Gabriel mengambil kotak tersebut lalu membukanya.
“A—argh jangan tuan, saya mohon jangan lakukan itu!” teriak orang itu histeris.
Mendengar teriakan orang tersebut, senyum Gabriel semakin jelas. Memang beginilah harusnya, baru namanya sesuai ‘screaming room.’
“Maka menurutlah padaku, katakan siapa namamu?” tanya Gabriel lalu berdiri dan mendekat ke arah mangsanya.
“Na—nama saya rylo,” jawab rylo ketakutan dengan sesuatu yang dibawa Gabriel.
Mata rylo selalu mengawasi benda tersebut, di dalam pikirannya ia bertanya-tanya ‘bagaimana bisa dia membuat makhluk itu takluk?’
‘Dia benar-benar gila!’ batin rylo.
“Katakan motifmu dengan benar agar hewan kesayanganku ini tidak akan bern*fsu untuk menyakitimu,” tekan Gabriel dengan pandangan tajam.
“Sa—saya saya..”
BRAK
Gabriel memukul meja yang ada di dekat rylo dan memaksa mata rylo menatap matanya.
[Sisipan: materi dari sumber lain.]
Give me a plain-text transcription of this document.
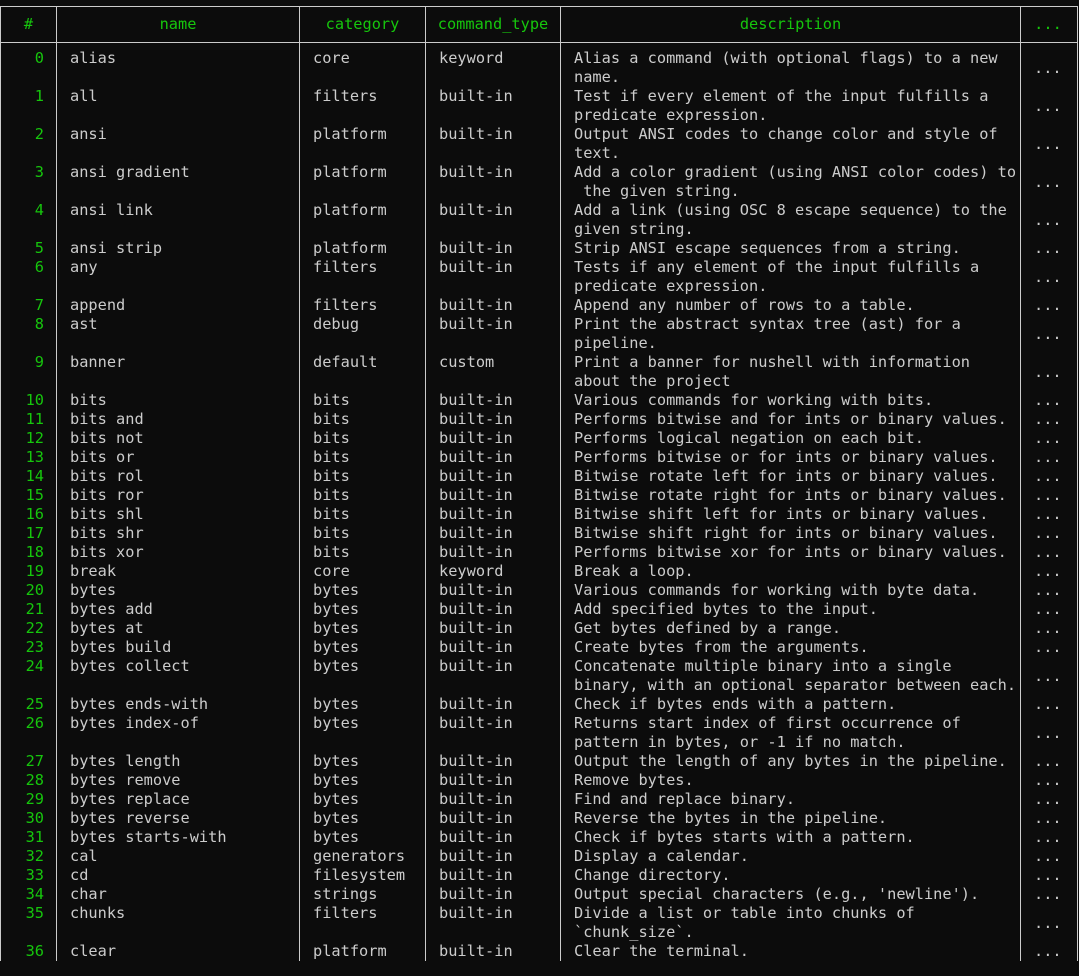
#	name	category	command_type	description	...
0	alias	core	keyword	Alias a command (with optional flags) to a new
name.	...
1	all	filters	built-in	Test if every element of the input fulfills a
predicate expression.	...
2	ansi	platform	built-in	Output ANSI codes to change color and style of
text.	...
3	ansi gradient	platform	built-in	Add a color gradient (using ANSI color codes) to
the given string.	...
4	ansi link	platform	built-in	Add a link (using OSC 8 escape sequence) to the
given string.	...
5	ansi strip	platform	built-in	Strip ANSI escape sequences from a string.	...
6	any	filters	built-in	Tests if any element of the input fulfills a
predicate expression.	...
7	append	filters	built-in	Append any number of rows to a table.	...
8	ast	debug	built-in	Print the abstract syntax tree (ast) for a
pipeline.	...
9	banner	default	custom	Print a banner for nushell with information
about the project	...
10	bits	bits	built-in	Various commands for working with bits.	...
11	bits and	bits	built-in	Performs bitwise and for ints or binary values.	...
12	bits not	bits	built-in	Performs logical negation on each bit.	...
13	bits or	bits	built-in	Performs bitwise or for ints or binary values.	...
14	bits rol	bits	built-in	Bitwise rotate left for ints or binary values.	...
15	bits ror	bits	built-in	Bitwise rotate right for ints or binary values.	...
16	bits shl	bits	built-in	Bitwise shift left for ints or binary values.	...
17	bits shr	bits	built-in	Bitwise shift right for ints or binary values.	...
18	bits xor	bits	built-in	Performs bitwise xor for ints or binary values.	...
19	break	core	keyword	Break a loop.	...
20	bytes	bytes	built-in	Various commands for working with byte data.	...
21	bytes add	bytes	built-in	Add specified bytes to the input.	...
22	bytes at	bytes	built-in	Get bytes defined by a range.	...
23	bytes build	bytes	built-in	Create bytes from the arguments.	...
24	bytes collect	bytes	built-in	Concatenate multiple binary into a single
binary, with an optional separator between each.	...
25	bytes ends-with	bytes	built-in	Check if bytes ends with a pattern.	...
26	bytes index-of	bytes	built-in	Returns start index of first occurrence of
pattern in bytes, or -1 if no match.	...
27	bytes length	bytes	built-in	Output the length of any bytes in the pipeline.	...
28	bytes remove	bytes	built-in	Remove bytes.	...
29	bytes replace	bytes	built-in	Find and replace binary.	...
30	bytes reverse	bytes	built-in	Reverse the bytes in the pipeline.	...
31	bytes starts-with	bytes	built-in	Check if bytes starts with a pattern.	...
32	cal	generators	built-in	Display a calendar.	...
33	cd	filesystem	built-in	Change directory.	...
34	char	strings	built-in	Output special characters (e.g., 'newline').	...
35	chunks	filters	built-in	Divide a list or table into chunks of
`chunk_size`.	...
36	clear	platform	built-in	Clear the terminal.	...
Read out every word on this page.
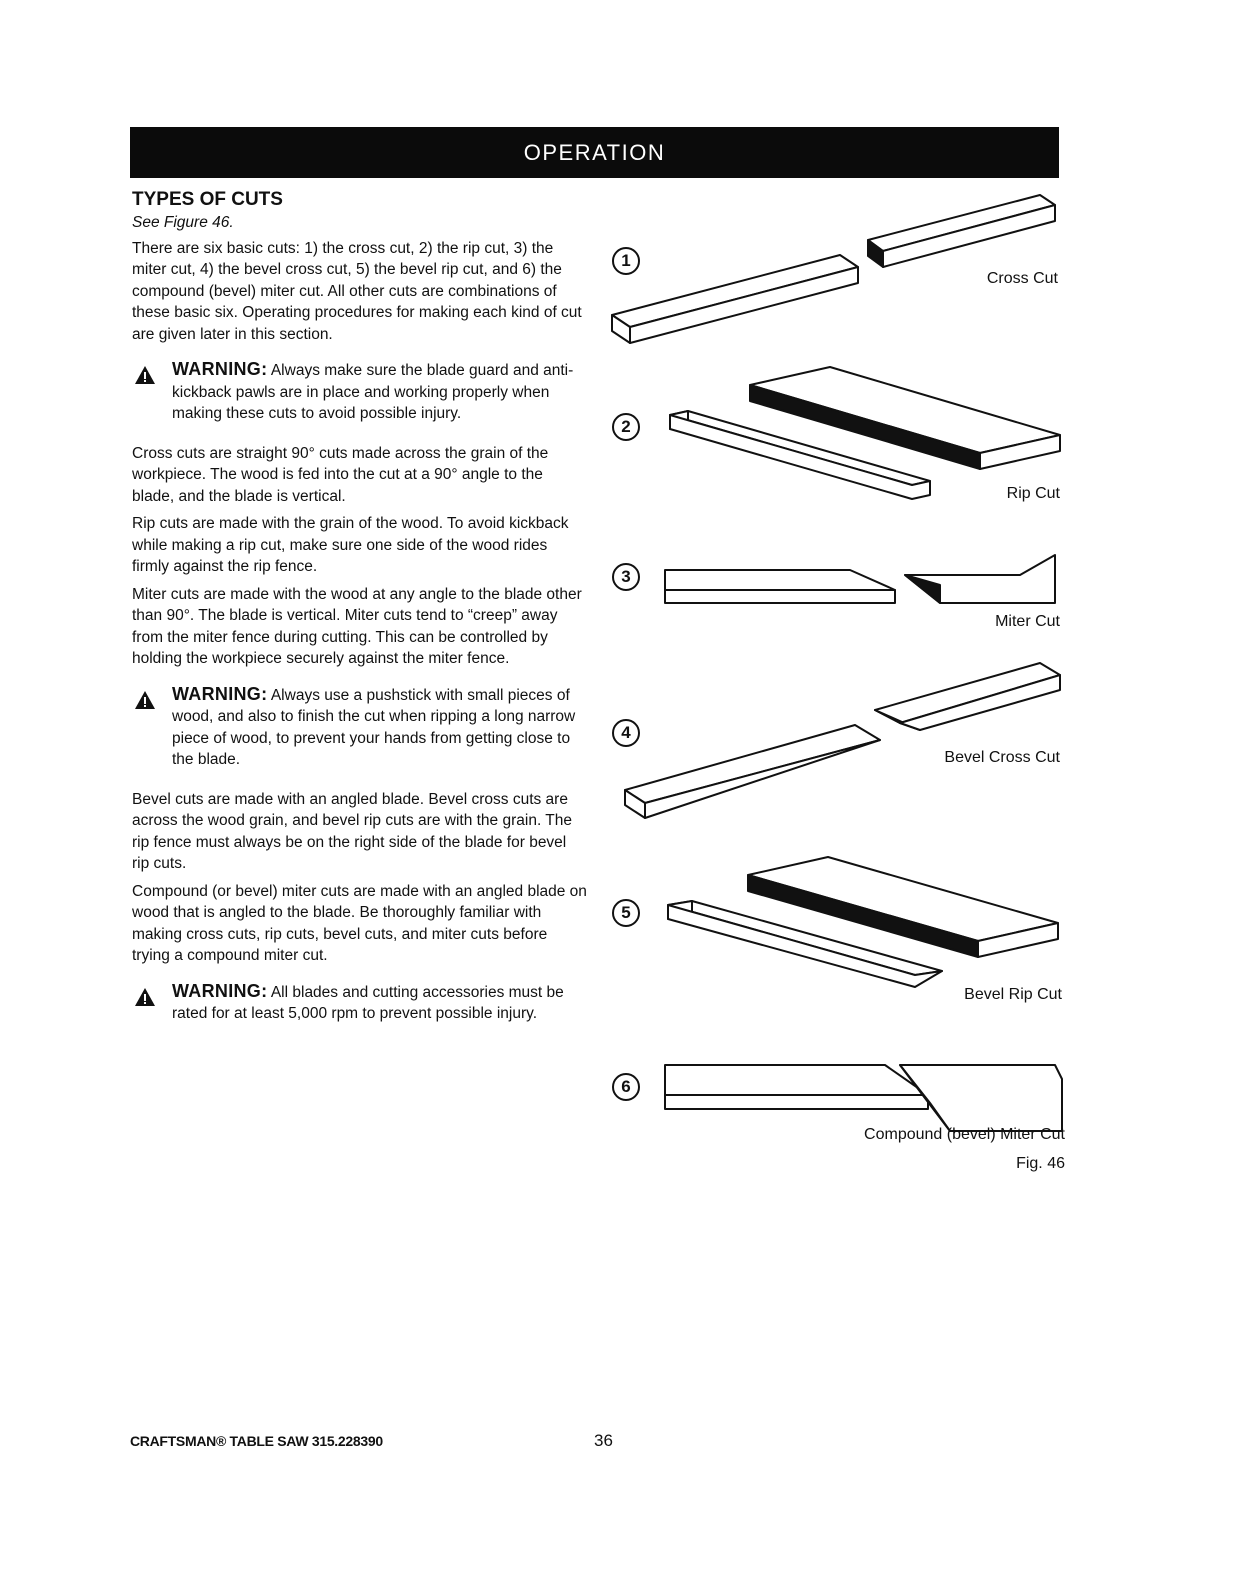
OPERATION
TYPES OF CUTS

See Figure 46.

There are six basic cuts: 1) the cross cut, 2) the rip cut, 3) the miter cut, 4) the bevel cross cut, 5) the bevel rip cut, and 6) the compound (bevel) miter cut. All other cuts are combinations of these basic six. Operating procedures for making each kind of cut are given later in this section.

WARNING: Always make sure the blade guard and anti-kickback pawls are in place and working properly when making these cuts to avoid possible injury.

Cross cuts are straight 90° cuts made across the grain of the workpiece. The wood is fed into the cut at a 90° angle to the blade, and the blade is vertical.

Rip cuts are made with the grain of the wood. To avoid kickback while making a rip cut, make sure one side of the wood rides firmly against the rip fence.

Miter cuts are made with the wood at any angle to the blade other than 90°. The blade is vertical. Miter cuts tend to “creep” away from the miter fence during cutting. This can be controlled by holding the workpiece securely against the miter fence.

WARNING: Always use a pushstick with small pieces of wood, and also to finish the cut when ripping a long narrow piece of wood, to prevent your hands from getting close to the blade.

Bevel cuts are made with an angled blade. Bevel cross cuts are across the wood grain, and bevel rip cuts are with the grain. The rip fence must always be on the right side of the blade for bevel rip cuts.

Compound (or bevel) miter cuts are made with an angled blade on wood that is angled to the blade. Be thoroughly familiar with making cross cuts, rip cuts, bevel cuts, and miter cuts before trying a compound miter cut.

WARNING: All blades and cutting accessories must be rated for at least 5,000 rpm to prevent possible injury.
1
2
3
4
5
6
Cross Cut
Rip Cut
Miter Cut
Bevel Cross Cut
Bevel Rip Cut
Compound (bevel) Miter Cut
Fig. 46
CRAFTSMAN® TABLE SAW 315.228390	36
“Dengar, kesayanganku ini tidak suka basa-basi.”
***
HAHAHAHA
Suara tawa dierra dan grache menggema di kamar tidur itu, kedua orang yang baru saja berkenalan tersebut terlihat akrab satu sama lain.
“Kak, aku akan memberitahumu satu hal lagi!” ujar grache bersemangat.
Pasalnya, di dalam istana ia harus menjaga image dan melakukan tata Krama sebagai anggota kekaisaran. Alhasil, ia tak bisa tertawa lepas seperti ini, jadi tentunya grache sangat antusias dengan pengalaman ini.
“Apa itu?” tanya dierra dengan penasaran, sepertinya ia melupakan niat untuk memanfaatkan keberadaan grache.
“Kak Riel dulu sangat-sangat bod*h. Kakak tau? Kak riel bahkan pernah memakan daging dengan sendok, lalu dia bertanya dengan wajah bingung ‘kenapa makanan ini tidak bisa terpotong?’ akhirnya aku dan semua saudaraku tertawa melihatnya, kak riel benar-benar bod*h!”
Yap, benar sekali dua gadis itu tengah membicarakan Gabriel, yang dimana dierra tak menyangka bahwa Gabriel yang sekarang sangat berwibawa seperti itu pernah membuat kejadian yang memalukan.
“Akan sangat menyenangkan jika momen itu bisa terekam, pfft hahahaha.”
Akhirnya tawa grache dan dierra kembali menyatu dan menggema. Jika seseorang mendengarnya ia pasti akan sangat terkejut, sebab sudah lama tawa keras seperti itu tak menghiasi kastil ini.